証拠能力を万全にするため、空欄や不明瞭な点を作らないことが大切です。
改ざん防止策
証拠は改ざんされていないことも重要です。金額の前後に¥や也を付けるのは改ざん防止策でもありますが、他にも、訂正があれば訂正印を入れる、複数ページにまたがる場合は契印を押す、といった一般的な措置も有効です。
もっとも領収書は基本1枚で済むでしょうから、大幅な改ざんリスクは多くありません。しかしコピーを提出する場合、「原本と相違ない」と証明できる形でコピーを取っておく(カラーコピーや写真で印影の色まで分かるようにする等)と安心です。
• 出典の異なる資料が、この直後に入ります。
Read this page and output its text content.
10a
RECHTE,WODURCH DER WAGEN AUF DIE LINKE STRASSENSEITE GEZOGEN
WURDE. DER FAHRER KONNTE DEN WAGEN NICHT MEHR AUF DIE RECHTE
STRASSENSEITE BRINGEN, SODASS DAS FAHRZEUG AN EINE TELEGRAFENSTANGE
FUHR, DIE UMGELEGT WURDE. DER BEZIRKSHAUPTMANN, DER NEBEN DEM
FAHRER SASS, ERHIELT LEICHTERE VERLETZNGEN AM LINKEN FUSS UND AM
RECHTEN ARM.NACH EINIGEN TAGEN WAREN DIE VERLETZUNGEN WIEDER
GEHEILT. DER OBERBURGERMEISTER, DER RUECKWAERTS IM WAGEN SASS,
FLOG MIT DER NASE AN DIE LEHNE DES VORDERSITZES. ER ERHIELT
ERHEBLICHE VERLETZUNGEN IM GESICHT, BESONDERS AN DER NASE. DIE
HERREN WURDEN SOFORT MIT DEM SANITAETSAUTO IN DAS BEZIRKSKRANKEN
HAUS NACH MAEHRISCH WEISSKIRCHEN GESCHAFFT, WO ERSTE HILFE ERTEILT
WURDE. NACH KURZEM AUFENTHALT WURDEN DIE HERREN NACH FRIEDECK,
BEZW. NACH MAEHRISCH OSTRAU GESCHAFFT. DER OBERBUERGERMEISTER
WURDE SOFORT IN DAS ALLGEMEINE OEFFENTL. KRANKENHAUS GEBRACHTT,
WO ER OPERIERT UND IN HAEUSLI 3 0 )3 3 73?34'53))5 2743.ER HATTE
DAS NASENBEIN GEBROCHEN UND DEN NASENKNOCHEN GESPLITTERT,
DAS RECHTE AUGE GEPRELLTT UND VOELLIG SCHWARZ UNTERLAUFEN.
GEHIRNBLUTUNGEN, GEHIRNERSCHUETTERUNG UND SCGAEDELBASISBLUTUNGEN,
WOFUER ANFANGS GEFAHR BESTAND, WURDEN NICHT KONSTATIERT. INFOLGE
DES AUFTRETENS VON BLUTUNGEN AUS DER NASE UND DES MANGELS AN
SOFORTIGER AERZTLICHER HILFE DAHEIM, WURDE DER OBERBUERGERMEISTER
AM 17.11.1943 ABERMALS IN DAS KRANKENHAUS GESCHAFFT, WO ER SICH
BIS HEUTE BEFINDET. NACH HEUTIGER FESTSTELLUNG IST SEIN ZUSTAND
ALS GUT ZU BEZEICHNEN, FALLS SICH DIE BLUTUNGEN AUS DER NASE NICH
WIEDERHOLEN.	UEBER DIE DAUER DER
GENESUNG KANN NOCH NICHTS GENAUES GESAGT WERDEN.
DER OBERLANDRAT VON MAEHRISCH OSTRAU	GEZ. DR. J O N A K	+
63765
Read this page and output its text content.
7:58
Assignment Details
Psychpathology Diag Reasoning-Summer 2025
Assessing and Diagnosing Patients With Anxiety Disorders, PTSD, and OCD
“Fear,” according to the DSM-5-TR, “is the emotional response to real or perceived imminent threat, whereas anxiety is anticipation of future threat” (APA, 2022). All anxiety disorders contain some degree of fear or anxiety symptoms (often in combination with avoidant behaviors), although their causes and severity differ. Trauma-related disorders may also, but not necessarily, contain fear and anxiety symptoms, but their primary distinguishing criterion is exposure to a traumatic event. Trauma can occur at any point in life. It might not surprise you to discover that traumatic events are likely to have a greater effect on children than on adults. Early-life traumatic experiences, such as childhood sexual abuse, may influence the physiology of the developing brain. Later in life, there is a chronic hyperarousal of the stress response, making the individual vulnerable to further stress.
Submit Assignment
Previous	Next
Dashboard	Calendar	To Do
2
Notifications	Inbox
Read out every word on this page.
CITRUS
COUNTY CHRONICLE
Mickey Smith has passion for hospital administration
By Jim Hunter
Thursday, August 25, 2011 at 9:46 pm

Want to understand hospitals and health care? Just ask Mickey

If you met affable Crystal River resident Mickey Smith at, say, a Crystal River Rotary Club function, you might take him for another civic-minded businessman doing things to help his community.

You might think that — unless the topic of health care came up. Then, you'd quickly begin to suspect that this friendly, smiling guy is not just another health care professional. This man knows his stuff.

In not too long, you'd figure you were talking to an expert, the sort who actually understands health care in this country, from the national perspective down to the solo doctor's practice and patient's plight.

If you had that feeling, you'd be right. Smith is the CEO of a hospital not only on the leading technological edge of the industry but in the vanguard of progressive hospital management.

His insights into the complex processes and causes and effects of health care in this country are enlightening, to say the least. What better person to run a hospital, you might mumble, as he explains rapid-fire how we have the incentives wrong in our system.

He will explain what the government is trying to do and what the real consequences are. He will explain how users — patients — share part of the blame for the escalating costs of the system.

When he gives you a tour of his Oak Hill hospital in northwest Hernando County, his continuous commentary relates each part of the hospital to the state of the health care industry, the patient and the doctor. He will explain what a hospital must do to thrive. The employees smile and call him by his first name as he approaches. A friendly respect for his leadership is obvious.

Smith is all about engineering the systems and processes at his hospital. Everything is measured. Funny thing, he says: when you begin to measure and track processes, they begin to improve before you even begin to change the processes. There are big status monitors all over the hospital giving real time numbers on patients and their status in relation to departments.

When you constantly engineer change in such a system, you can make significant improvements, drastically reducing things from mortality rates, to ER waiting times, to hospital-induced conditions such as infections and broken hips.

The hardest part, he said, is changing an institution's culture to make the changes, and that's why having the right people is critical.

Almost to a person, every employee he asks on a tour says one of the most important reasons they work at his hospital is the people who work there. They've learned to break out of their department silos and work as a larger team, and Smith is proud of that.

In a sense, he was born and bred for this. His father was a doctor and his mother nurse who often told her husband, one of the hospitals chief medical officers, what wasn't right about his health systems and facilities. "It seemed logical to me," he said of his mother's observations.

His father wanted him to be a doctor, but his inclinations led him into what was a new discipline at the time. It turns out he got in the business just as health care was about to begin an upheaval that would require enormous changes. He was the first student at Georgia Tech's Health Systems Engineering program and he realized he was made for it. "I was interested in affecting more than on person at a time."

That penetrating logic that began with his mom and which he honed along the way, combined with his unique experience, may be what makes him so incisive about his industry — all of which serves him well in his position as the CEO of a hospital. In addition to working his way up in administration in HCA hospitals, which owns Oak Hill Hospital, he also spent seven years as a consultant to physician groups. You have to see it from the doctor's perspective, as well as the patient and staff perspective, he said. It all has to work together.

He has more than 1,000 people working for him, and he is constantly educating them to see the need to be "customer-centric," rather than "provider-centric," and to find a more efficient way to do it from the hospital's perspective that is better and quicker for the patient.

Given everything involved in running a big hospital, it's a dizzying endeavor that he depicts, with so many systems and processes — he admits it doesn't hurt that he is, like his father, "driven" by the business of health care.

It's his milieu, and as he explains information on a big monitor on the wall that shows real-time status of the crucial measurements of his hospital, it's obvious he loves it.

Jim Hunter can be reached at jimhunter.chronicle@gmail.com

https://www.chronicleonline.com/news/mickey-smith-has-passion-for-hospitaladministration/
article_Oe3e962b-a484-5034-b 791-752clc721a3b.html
原本提出がベストですが、昨今は電子データでの提出も増えているため、スキャンデータでも鮮明に残すよう心がけます。
他の証拠との整合性
領収書は単体でも証拠になりますが、示談書や銀行振込明細、メールのやり取りなど他の証拠と矛盾なくセットで用意しておくとより盤石です。
示談書に書かれた金額・日付と領収書の内容が一致していれば信用性が高まりますし、銀行の振込日時と領収書の受領日が食い違っていなければ支払いの裏付けが取れます。
逆に言えば、領収書を作ったのに銀行記録が見当たらない、示談書と金額が違う、というような食い違いがあると不審を招きかねません。証拠として提出する際は、関連する一連の資料を整理し、突っ込みどころがないか専門家に見てもらうとよいでしょう。
以上のように、示談金領収書は適切に作成・保管すれば強力な証拠となり、法的トラブルのリスク管理に寄与します。
領収書自体はシンプルな文書ですが、その効力は侮れません。当事者双方が公平な立場で示談を成立させるためにも、領収書という基本を疎かにしないことが肝要です。
まとめ
交通事故や離婚・不倫といった法的トラブルの示談において、示談金の領収書は紛争解決の最終局面をしっかりと締めくくる重要な書面です。
領収書の書式自体はシンプルですが、記載すべき事項を漏れなく盛り込み、目的に即した文言を入れることで、後日の紛争蒸し返しを防ぎ、当事者双方の安心を確保できます。
テンプレートを活用しつつも各事案に応じたカスタマイズを行い、法律専門家の視点から適切に作成することが大切です。
交通事故の示談金領収書であれ離婚慰謝料の領収書であれ、基本となる考え方は共通しています。
「誰が」「何のために」「いくら支払った(受け取った)」を明確にし、証拠能力の高い書面を作ること、そして当事者間でその内容に合意が取れていること——これに尽きます。
ビジネスライクで簡潔な領収書を交わすことは、感情的なしこりを残さず円満に示談を成立させる一助にもなります。
示談交渉に携わる法律家の方は、本記事で紹介した示談金領収書の書式と文例、注意点を踏まえて、依頼者に適切なアドバイスを提供してください。
確実な証拠を残すという基本を徹底することで、示談後のリスク管理を万全にし、依頼者の利益を守ることができるでしょう。